Here, you’ll find one of L.A.’s top-ranked museums, the Los Angeles Museum of Contemporary Art (MoCA), as well as Colburn School of Performing Arts and the Omni Los Angeles Hotel. Other features of the skyscraper include a 1.5- acre water court, beautiful dancing fountain, and a performance plaza.

In 2014, Deloitte became the first tenant to have their logo affixed to the peak of Gas Company Tower.

5. Gas Company Tower

The Gas Company Tower is an award-winning, 52-story structure that’s also located in the prestigious Bunker Hill district. As one of the tallest towers in Los Angeles, it’s considered a SoCal architectural landmark that’s worth visiting. Officially opened in 1991, the building stands tall at 749-feet and features 1.4 million square feet of office space. In a neighborhood of historic buildings, the Gas Company Tower stands out as a beacon of modernism and serves as the headquarters of the Southern California Gas Company. The skyscraper was designed by legendary architect Richard Keating of Skidmore, Owings and Merrill. It goes without saying that the Gas Company Tower is one of the pillars of D.T.L.A. that you can’t skip out on.

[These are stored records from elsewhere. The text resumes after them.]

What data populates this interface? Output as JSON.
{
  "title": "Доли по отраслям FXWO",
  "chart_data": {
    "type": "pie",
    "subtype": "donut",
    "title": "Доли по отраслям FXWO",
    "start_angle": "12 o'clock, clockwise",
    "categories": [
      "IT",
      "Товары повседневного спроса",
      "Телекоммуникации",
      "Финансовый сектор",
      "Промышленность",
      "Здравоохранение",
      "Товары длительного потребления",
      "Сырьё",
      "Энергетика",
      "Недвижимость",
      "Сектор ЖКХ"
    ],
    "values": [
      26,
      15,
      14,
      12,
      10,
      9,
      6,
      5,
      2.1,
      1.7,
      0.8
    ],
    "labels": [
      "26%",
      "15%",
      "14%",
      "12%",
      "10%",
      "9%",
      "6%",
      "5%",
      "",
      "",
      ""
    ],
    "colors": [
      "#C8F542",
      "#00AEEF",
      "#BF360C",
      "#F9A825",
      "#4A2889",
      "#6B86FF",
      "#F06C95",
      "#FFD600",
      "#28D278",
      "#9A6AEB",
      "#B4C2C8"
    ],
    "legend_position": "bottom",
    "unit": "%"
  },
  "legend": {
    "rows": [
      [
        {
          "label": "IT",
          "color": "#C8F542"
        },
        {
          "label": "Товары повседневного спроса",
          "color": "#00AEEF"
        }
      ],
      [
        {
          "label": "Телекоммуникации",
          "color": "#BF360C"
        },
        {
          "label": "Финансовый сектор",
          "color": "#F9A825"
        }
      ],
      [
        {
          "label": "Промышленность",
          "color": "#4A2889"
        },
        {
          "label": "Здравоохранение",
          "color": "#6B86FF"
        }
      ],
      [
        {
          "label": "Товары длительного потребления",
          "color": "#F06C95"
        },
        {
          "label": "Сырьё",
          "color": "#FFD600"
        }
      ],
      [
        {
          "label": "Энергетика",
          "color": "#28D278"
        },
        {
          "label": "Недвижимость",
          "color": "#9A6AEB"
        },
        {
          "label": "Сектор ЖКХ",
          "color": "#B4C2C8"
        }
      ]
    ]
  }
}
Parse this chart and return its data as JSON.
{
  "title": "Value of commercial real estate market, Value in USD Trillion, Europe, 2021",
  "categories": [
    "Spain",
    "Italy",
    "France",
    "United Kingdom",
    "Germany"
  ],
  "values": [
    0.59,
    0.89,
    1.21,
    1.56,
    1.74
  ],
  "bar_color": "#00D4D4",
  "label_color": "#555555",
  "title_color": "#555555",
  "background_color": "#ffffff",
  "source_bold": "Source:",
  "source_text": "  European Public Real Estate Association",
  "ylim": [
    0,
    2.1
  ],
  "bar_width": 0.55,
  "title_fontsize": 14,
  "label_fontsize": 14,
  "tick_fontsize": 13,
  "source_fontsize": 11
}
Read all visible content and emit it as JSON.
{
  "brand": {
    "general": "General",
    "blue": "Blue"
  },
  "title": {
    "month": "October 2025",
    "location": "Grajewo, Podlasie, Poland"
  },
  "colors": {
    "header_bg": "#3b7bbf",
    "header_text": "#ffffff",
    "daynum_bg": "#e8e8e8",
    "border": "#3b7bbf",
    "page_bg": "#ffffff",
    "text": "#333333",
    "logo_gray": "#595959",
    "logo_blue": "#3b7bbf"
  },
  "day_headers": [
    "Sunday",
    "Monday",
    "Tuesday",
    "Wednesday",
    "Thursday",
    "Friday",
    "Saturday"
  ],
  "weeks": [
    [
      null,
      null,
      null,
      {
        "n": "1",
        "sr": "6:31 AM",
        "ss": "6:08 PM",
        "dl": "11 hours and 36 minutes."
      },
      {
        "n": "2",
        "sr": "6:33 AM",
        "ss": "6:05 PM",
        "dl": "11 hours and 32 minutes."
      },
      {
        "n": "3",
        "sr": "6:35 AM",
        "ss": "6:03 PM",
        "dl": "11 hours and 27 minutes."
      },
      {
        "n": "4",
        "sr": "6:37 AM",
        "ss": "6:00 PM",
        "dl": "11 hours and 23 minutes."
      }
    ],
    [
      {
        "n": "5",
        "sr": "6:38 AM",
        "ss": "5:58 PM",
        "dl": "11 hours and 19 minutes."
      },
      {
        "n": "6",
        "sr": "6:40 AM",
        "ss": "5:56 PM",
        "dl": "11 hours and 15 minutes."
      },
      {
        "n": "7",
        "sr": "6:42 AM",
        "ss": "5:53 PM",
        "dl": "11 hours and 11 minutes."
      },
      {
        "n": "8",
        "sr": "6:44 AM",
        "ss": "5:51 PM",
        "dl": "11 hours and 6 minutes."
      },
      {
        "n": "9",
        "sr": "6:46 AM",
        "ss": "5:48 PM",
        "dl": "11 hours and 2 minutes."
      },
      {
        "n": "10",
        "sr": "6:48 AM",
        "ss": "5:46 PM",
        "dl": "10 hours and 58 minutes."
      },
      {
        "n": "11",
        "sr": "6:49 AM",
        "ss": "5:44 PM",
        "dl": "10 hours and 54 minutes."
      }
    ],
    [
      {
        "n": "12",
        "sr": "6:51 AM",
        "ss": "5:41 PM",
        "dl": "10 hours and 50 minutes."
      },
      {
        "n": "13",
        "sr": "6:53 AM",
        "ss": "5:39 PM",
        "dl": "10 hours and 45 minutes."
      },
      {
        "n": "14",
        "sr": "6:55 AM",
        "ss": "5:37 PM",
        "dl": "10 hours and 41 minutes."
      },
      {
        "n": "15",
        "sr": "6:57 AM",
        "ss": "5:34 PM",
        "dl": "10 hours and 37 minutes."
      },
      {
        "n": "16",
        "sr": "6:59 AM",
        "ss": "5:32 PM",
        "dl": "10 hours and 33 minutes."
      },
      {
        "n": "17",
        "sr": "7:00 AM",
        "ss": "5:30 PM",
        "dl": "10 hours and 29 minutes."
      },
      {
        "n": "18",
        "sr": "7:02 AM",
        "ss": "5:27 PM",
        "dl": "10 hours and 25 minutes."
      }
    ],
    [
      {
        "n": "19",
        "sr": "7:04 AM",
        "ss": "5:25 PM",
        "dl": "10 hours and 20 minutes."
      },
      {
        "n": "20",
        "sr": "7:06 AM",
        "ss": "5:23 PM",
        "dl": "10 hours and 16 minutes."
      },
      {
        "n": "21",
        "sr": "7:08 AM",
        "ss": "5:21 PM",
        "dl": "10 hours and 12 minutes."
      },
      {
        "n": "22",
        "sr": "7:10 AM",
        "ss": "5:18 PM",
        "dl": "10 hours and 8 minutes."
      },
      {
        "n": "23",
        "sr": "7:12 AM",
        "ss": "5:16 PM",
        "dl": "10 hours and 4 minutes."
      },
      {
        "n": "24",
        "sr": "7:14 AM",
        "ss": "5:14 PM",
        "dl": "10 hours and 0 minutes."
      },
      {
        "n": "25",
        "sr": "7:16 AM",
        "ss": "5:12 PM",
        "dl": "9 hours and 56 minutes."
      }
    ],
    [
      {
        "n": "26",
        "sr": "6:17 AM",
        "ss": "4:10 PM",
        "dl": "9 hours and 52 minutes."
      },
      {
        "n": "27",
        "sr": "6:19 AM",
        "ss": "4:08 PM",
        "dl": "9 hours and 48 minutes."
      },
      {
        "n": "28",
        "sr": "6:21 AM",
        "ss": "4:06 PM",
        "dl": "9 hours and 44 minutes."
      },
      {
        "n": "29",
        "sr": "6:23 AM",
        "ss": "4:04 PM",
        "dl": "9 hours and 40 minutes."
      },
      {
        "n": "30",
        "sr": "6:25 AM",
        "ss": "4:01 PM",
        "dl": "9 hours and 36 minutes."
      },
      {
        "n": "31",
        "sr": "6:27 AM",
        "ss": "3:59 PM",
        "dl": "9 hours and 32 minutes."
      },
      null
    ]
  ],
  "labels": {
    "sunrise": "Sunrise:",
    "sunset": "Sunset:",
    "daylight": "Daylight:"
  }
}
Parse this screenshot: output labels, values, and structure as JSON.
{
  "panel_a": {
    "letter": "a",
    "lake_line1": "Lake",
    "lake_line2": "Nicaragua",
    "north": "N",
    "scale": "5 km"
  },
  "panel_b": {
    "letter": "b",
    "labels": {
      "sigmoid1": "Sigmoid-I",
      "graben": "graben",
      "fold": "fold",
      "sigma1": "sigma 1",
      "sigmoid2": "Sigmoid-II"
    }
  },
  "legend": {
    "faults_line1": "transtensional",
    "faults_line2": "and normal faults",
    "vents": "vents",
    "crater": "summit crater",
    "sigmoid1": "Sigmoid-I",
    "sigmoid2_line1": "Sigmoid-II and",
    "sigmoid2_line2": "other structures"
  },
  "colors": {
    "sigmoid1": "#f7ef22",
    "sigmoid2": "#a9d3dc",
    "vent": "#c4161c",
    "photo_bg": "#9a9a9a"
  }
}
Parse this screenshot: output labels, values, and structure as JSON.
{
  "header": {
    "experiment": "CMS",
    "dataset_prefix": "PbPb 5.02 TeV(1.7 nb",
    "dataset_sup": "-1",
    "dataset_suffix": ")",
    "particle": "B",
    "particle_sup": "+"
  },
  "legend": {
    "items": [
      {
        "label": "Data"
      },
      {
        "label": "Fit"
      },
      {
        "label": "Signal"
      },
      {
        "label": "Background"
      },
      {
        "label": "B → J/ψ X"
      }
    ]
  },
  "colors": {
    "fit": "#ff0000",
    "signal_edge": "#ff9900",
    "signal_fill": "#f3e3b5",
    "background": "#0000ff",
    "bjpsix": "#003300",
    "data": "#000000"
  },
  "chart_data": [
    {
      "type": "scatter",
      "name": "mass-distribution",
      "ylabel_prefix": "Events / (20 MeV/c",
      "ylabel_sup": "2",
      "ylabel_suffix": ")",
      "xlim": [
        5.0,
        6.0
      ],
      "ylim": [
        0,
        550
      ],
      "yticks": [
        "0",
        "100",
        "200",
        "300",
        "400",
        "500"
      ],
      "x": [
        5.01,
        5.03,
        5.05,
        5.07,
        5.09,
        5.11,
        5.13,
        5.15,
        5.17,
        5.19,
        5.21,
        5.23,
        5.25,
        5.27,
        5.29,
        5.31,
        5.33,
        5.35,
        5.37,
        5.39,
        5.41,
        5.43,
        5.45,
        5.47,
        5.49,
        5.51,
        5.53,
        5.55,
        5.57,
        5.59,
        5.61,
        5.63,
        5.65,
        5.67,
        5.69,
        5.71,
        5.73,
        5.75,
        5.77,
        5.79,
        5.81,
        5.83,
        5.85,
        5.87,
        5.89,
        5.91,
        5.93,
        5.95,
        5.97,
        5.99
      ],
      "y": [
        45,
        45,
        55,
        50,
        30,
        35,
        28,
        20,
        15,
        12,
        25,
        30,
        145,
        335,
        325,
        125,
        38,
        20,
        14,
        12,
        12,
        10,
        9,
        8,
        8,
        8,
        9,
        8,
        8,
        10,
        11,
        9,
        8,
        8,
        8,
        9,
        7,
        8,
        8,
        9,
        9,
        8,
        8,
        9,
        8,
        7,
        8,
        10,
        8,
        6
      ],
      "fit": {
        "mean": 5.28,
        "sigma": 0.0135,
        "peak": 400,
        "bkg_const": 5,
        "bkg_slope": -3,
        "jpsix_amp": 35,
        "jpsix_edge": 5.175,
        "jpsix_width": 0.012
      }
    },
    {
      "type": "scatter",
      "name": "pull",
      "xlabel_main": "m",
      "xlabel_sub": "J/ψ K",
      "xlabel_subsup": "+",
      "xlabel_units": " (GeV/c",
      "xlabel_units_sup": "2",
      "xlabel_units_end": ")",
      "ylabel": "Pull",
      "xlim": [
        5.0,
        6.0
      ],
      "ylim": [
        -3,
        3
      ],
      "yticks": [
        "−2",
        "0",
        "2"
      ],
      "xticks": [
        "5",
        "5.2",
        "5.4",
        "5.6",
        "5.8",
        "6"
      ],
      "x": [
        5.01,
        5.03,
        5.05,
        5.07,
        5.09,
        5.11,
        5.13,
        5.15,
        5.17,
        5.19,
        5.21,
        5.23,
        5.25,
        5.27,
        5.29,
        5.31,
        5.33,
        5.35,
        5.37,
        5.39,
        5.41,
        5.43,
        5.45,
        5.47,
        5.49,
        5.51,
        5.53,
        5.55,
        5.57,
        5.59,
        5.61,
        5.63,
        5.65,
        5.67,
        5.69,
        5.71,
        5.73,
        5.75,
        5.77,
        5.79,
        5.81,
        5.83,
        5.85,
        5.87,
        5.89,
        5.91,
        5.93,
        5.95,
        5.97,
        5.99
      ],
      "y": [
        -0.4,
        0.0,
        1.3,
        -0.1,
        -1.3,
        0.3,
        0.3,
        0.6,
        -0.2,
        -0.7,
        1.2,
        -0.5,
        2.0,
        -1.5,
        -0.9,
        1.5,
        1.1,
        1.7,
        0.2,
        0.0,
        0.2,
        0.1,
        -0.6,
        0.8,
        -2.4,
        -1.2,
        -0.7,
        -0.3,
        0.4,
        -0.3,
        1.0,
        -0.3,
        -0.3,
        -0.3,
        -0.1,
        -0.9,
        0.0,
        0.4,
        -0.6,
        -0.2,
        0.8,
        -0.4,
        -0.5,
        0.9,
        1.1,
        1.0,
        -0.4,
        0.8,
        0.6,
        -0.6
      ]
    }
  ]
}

Bank of America Plaza site is situated on 4.21 acres that features a formal garden with over 200 trees and three 24-feet waterfalls.

6. Bank of America Plaza

Designed by Albert C. Martin and Associates and Peter Walker and Partners, the Bank of America Plaza is yet another towering skyscraper that reaches the clouds. The building was once known as the Security Pacific Plaza but changed its name in 1992 when Bank of America acquired the Security Pacific Bank. With a height of 735 feet, the building has 55 stories of office space and a 4.2-acre site, which features a landscaped plaza. The plaza is home to Alexander Calder’s “Four Arches” sculpture, which was installed in 1974—the year the plaza was complete. In 2009, Bank of America Plaza had the highest assessed value of any office building in the entire county. 

Developed in 1991 by South Figueroa Plaza Associates, 777 Tower spans approximately 1,025,000 square feet and has a three-story Italian marble lobby.

7. 777 Tower

777 Tower may be shorter than the other mentioned skyscrapers, but it too graces the D.T.L.A. sky gloriously and effortlessly. At 725 feet, it’s the seventh and final skyscraper above the 700-foot mark. The office building is also known as the Pelli Tower—it’s designed by César Pelli. The exterior of this magnificent skyscraper is clad with sculpted white metal and glass, while its interior is famous for its three-story Italian marble lobby. Fun fact: despite the fact that it was still under construction in 1989, shots of 777 Tower were shown in the comedy Police Academy 6: City Under Siege.